The Pope, like Professor Barbour, knew better than many that the scientific and technological advances of the twentieth century confronted humanity with profound ethical quandaries which could not be resolved through a mere hollow appeal to progress.

Then, as now, the ethics of warfare, the dignity and value of the human person, and humanity's place in the natural world were not questions with empirically deducible answers -- and the twenty-first century has shown no let-up in its demands on our consciences or moral reasoning.

In fact, what is often presented as belief in science by self-described sceptics and rationalists is in fact belief in scientism, a blindly presumptuous and self-defeating philosophy reminiscent of the perfect but narrow circles of Chesterton's madman.

It's notable that New Atheist definitions of scientific progress tend towards the simplistic and ethically flimsy: Sam Harris, for instance, is happy to assert that scientific knowledge enables us to make moral decisions, while not feeling the need to define the term “morality” beyond a shallow utilitarianism that breaks down in ethically complex situations.
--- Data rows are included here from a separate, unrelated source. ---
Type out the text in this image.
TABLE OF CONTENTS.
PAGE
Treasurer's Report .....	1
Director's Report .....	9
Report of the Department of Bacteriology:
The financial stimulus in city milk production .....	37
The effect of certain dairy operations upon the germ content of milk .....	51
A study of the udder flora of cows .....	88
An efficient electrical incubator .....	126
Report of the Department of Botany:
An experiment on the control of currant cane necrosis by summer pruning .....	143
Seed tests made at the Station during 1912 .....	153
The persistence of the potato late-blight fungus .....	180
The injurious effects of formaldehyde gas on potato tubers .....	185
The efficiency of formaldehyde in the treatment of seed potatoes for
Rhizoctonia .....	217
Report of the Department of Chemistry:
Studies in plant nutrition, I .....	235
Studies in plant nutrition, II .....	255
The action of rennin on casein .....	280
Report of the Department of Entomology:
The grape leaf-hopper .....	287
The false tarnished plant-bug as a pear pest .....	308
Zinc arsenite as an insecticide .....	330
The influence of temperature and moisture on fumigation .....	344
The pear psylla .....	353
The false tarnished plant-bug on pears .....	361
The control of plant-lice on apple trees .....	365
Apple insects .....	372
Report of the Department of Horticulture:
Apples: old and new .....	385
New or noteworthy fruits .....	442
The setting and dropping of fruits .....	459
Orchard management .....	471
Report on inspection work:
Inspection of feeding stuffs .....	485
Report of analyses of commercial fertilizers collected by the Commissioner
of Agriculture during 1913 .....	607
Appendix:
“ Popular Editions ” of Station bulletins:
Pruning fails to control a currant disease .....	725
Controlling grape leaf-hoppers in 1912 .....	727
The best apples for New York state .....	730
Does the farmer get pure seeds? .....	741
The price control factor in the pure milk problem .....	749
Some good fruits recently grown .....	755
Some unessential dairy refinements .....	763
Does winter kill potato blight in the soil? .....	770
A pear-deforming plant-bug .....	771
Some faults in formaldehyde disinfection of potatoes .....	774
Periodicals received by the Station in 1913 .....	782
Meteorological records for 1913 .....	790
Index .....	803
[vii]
Richard Dawkins, meanwhile, is so keen to prove (in The God Delusion )that scientific advancement goes hand-in-hand with moral improvement that he is forced to treat the twentieth century (with its “local and contemporary setbacks”) as a roadbump on the unstoppable path of moral evolution.

The argument that what is progressive is more or less the same as what is possible is hard to maintain in the early twenty-first century, if indeed it ever was. The issues of drone warfare and destructive embryo experimentation, to use two examples, suggest that scientific and technological advances do not in themselves reveal to us principles about the dignity of the human person, human rights or the pursuit of justice, but instead must be closely guided by them at every step.